A companhia operava com dois armazéns, um escritório, produção terceirizada (nacional e importada) e ainda sob um regime fiscal de armazém geral. O ERP estava sob gestão da contabilidade, e o time interno — embora comprometido e com espírito empreendedor — era enxuto, multitarefa e com pouca bagagem técnica para lidar com tantos detalhes operacionais ao mesmo tempo.
Essa combinação fez a operação viver constantemente no limite.

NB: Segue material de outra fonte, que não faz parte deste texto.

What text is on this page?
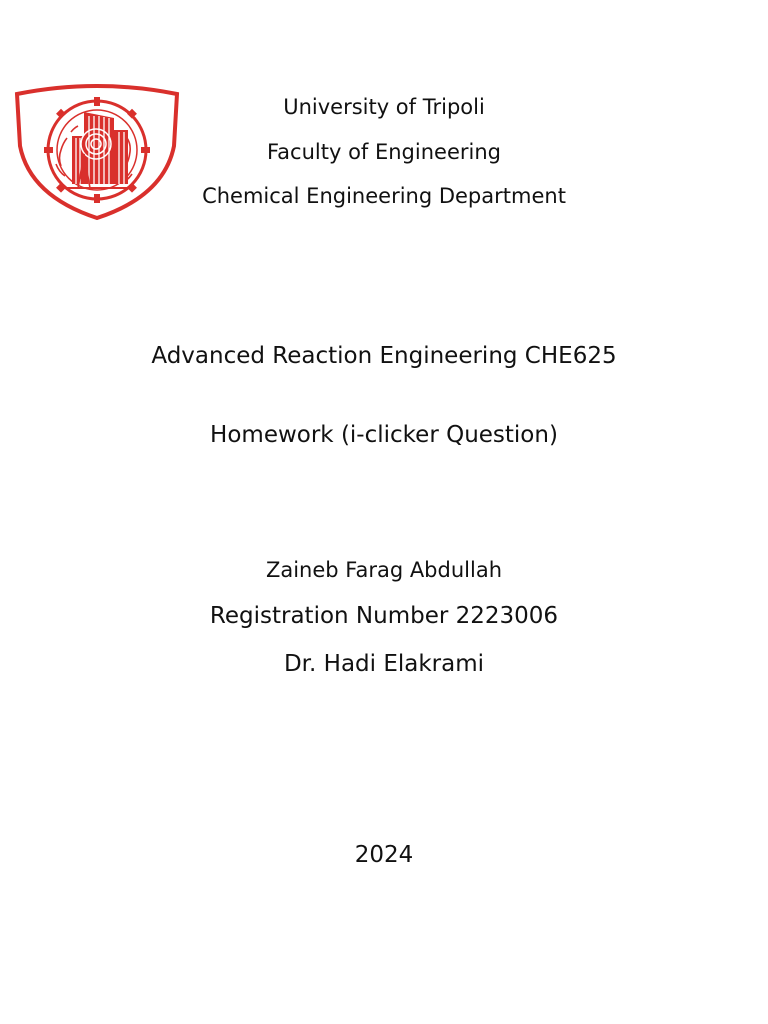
University of Tripoli
Faculty of Engineering
Chemical Engineering Department
Advanced Reaction Engineering CHE625
Homework (i-clicker Question)
Zaineb Farag Abdullah
Registration Number 2223006
Dr. Hadi Elakrami
2024
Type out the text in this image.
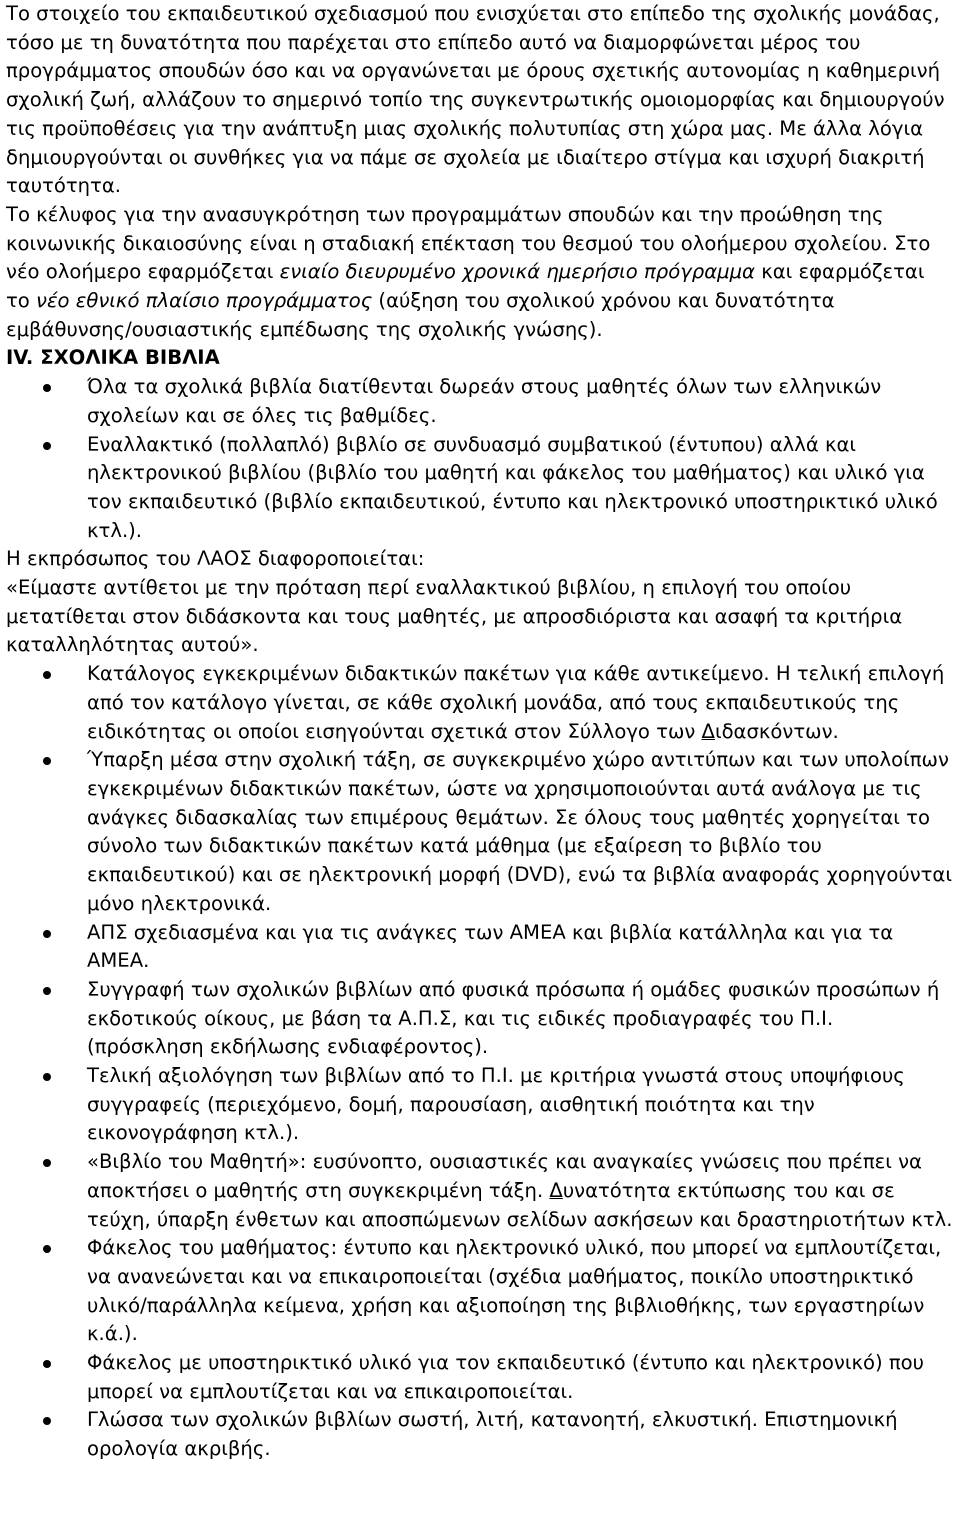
Το στοιχείο του εκπαιδευτικού σχεδιασμού που ενισχύεται στο επίπεδο της σχολικής μονάδας, τόσο με τη δυνατότητα που παρέχεται στο επίπεδο αυτό να διαμορφώνεται μέρος του προγράμματος σπουδών όσο και να οργανώνεται με όρους σχετικής αυτονομίας η καθημερινή σχολική ζωή, αλλάζουν το σημερινό τοπίο της συγκεντρωτικής ομοιομορφίας και δημιουργούν τις προϋποθέσεις για την ανάπτυξη μιας σχολικής πολυτυπίας στη χώρα μας. Με άλλα λόγια δημιουργούνται οι συνθήκες για να πάμε σε σχολεία με ιδιαίτερο στίγμα και ισχυρή διακριτή ταυτότητα.

Το κέλυφος για την ανασυγκρότηση των προγραμμάτων σπουδών και την προώθηση της κοινωνικής δικαιοσύνης είναι η σταδιακή επέκταση του θεσμού του ολοήμερου σχολείου. Στο νέο ολοήμερο εφαρμόζεται ενιαίο διευρυμένο χρονικά ημερήσιο πρόγραμμα και εφαρμόζεται το νέο εθνικό πλαίσιο προγράμματος (αύξηση του σχολικού χρόνου και δυνατότητα εμβάθυνσης/ουσιαστικής εμπέδωσης της σχολικής γνώσης).

IV. ΣΧΟΛΙΚΑ ΒΙΒΛΙΑ

Όλα τα σχολικά βιβλία διατίθενται δωρεάν στους μαθητές όλων των ελληνικών σχολείων και σε όλες τις βαθμίδες.
Εναλλακτικό (πολλαπλό) βιβλίο σε συνδυασμό συμβατικού (έντυπου) αλλά και ηλεκτρονικού βιβλίου (βιβλίο του μαθητή και φάκελος του μαθήματος) και υλικό για τον εκπαιδευτικό (βιβλίο εκπαιδευτικού, έντυπο και ηλεκτρονικό υποστηρικτικό υλικό κτλ.).

Η εκπρόσωπος του ΛΑΟΣ διαφοροποιείται:

«Είμαστε αντίθετοι με την πρόταση περί εναλλακτικού βιβλίου, η επιλογή του οποίου μετατίθεται στον διδάσκοντα και τους μαθητές, με απροσδιόριστα και ασαφή τα κριτήρια καταλληλότητας αυτού».

Κατάλογος εγκεκριμένων διδακτικών πακέτων για κάθε αντικείμενο. Η τελική επιλογή από τον κατάλογο γίνεται, σε κάθε σχολική μονάδα, από τους εκπαιδευτικούς της ειδικότητας οι οποίοι εισηγούνται σχετικά στον Σύλλογο των Διδασκόντων.
Ύπαρξη μέσα στην σχολική τάξη, σε συγκεκριμένο χώρο αντιτύπων και των υπολοίπων εγκεκριμένων διδακτικών πακέτων, ώστε να χρησιμοποιούνται αυτά ανάλογα με τις ανάγκες διδασκαλίας των επιμέρους θεμάτων. Σε όλους τους μαθητές χορηγείται το σύνολο των διδακτικών πακέτων κατά μάθημα (με εξαίρεση το βιβλίο του εκπαιδευτικού) και σε ηλεκτρονική μορφή (DVD), ενώ τα βιβλία αναφοράς χορηγούνται μόνο ηλεκτρονικά.
ΑΠΣ σχεδιασμένα και για τις ανάγκες των ΑΜΕΑ και βιβλία κατάλληλα και για τα ΑΜΕΑ.
Συγγραφή των σχολικών βιβλίων από φυσικά πρόσωπα ή ομάδες φυσικών προσώπων ή εκδοτικούς οίκους, με βάση τα Α.Π.Σ, και τις ειδικές προδιαγραφές του Π.Ι. (πρόσκληση εκδήλωσης ενδιαφέροντος).
Τελική αξιολόγηση των βιβλίων από το Π.Ι. με κριτήρια γνωστά στους υποψήφιους συγγραφείς (περιεχόμενο, δομή, παρουσίαση, αισθητική ποιότητα και την εικονογράφηση κτλ.).
«Βιβλίο του Μαθητή»: ευσύνοπτο, ουσιαστικές και αναγκαίες γνώσεις που πρέπει να αποκτήσει ο μαθητής στη συγκεκριμένη τάξη. Δυνατότητα εκτύπωσης του και σε τεύχη, ύπαρξη ένθετων και αποσπώμενων σελίδων ασκήσεων και δραστηριοτήτων κτλ.
Φάκελος του μαθήματος: έντυπο και ηλεκτρονικό υλικό, που μπορεί να εμπλουτίζεται, να ανανεώνεται και να επικαιροποιείται (σχέδια μαθήματος, ποικίλο υποστηρικτικό υλικό/παράλληλα κείμενα, χρήση και αξιοποίηση της βιβλιοθήκης, των εργαστηρίων κ.ά.).
Φάκελος με υποστηρικτικό υλικό για τον εκπαιδευτικό (έντυπο και ηλεκτρονικό) που μπορεί να εμπλουτίζεται και να επικαιροποιείται.
Γλώσσα των σχολικών βιβλίων σωστή, λιτή, κατανοητή, ελκυστική. Επιστημονική ορολογία ακριβής.
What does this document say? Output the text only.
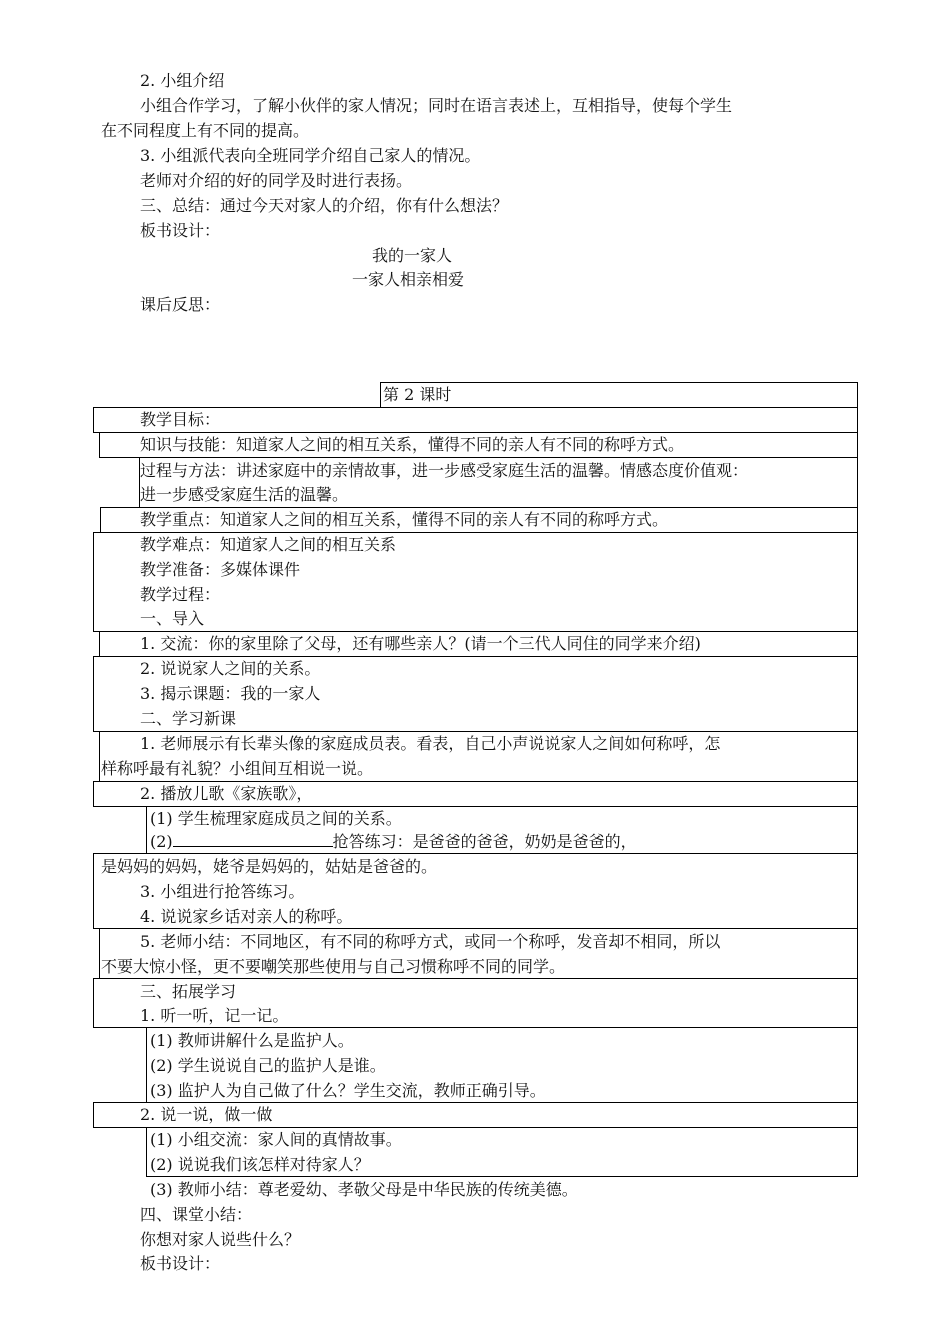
2. 小组介绍
小组合作学习，了解小伙伴的家人情况；同时在语言表述上，互相指导，使每个学生
在不同程度上有不同的提高。
3. 小组派代表向全班同学介绍自己家人的情况。
老师对介绍的好的同学及时进行表扬。
三、总结：通过今天对家人的介绍，你有什么想法？
板书设计：
我的一家人
一家人相亲相爱
课后反思：
第 2 课时
教学目标：
知识与技能：知道家人之间的相互关系，懂得不同的亲人有不同的称呼方式。
过程与方法：讲述家庭中的亲情故事，进一步感受家庭生活的温馨。情感态度价值观：
进一步感受家庭生活的温馨。
教学重点：知道家人之间的相互关系，懂得不同的亲人有不同的称呼方式。
教学难点：知道家人之间的相互关系
教学准备：多媒体课件
教学过程：
一、导入
1. 交流：你的家里除了父母，还有哪些亲人？(请一个三代人同住的同学来介绍)
2. 说说家人之间的关系。
3. 揭示课题：我的一家人
二、学习新课
1. 老师展示有长辈头像的家庭成员表。看表，自己小声说说家人之间如何称呼，怎
样称呼最有礼貌？小组间互相说一说。
2. 播放儿歌《家族歌》，
(1) 学生梳理家庭成员之间的关系。
(2)	抢答练习：是爸爸的爸爸，奶奶是爸爸的，
是妈妈的妈妈，姥爷是妈妈的，姑姑是爸爸的。
3. 小组进行抢答练习。
4. 说说家乡话对亲人的称呼。
5. 老师小结：不同地区，有不同的称呼方式，或同一个称呼，发音却不相同，所以
不要大惊小怪，更不要嘲笑那些使用与自己习惯称呼不同的同学。
三、拓展学习
1. 听一听，记一记。
(1) 教师讲解什么是监护人。
(2) 学生说说自己的监护人是谁。
(3) 监护人为自己做了什么？学生交流，教师正确引导。
2. 说一说，做一做
(1) 小组交流：家人间的真情故事。
(2) 说说我们该怎样对待家人？
(3) 教师小结：尊老爱幼、孝敬父母是中华民族的传统美德。
四、课堂小结：
你想对家人说些什么？
板书设计：
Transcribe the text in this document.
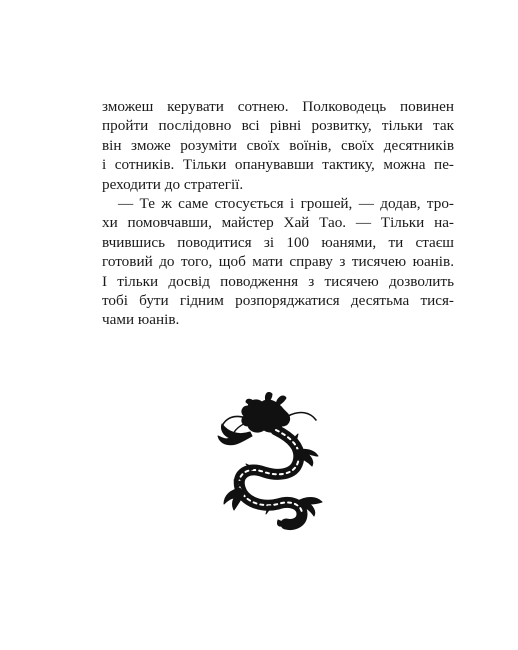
зможеш керувати сотнею. Полководець повинен
пройти послідовно всі рівні розвитку, тільки так
він зможе розуміти своїх воїнів, своїх десятників
і сотників. Тільки опанувавши тактику, можна пе-
реходити до стратегії.
— Те ж саме стосується і грошей, — додав, тро-
хи помовчавши, майстер Хай Тао. — Тільки на-
вчившись поводитися зі 100 юанями, ти стаєш
готовий до того, щоб мати справу з тисячею юанів.
І тільки досвід поводження з тисячею дозволить
тобі бути гідним розпоряджатися десятьма тися-
чами юанів.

A estratégia de crescimento agressiva, somada à busca por excelência em qualidade acima da média do mercado, mantinha todos sob pressão. A empresa pensava no curto, médio e longo prazos ao mesmo tempo, o que gerava estresse, falta de clareza e o foco em apagar incêndios.
Resolver os problemas na logística e preparar o time de para executar uma gestão de alta performance, sem parar o negócio e atender a estratégia de crescimento agressivo.
O projeto se dividiu em 3 frentes de trabalho: 1) Diagnóstico técnico baseado em 10 alavancas de eficiência logística e plano de trabalho com 16 projetos de curto, médio e longo prazos. 2) execução assistida na implementação dos projetos. 3) Contratação e onboarding de executiva para liderar a área.
Melhora no nível de serviço ao cliente em 18% e implementação de controles para dar visibilidade da operação à liderança da empresa.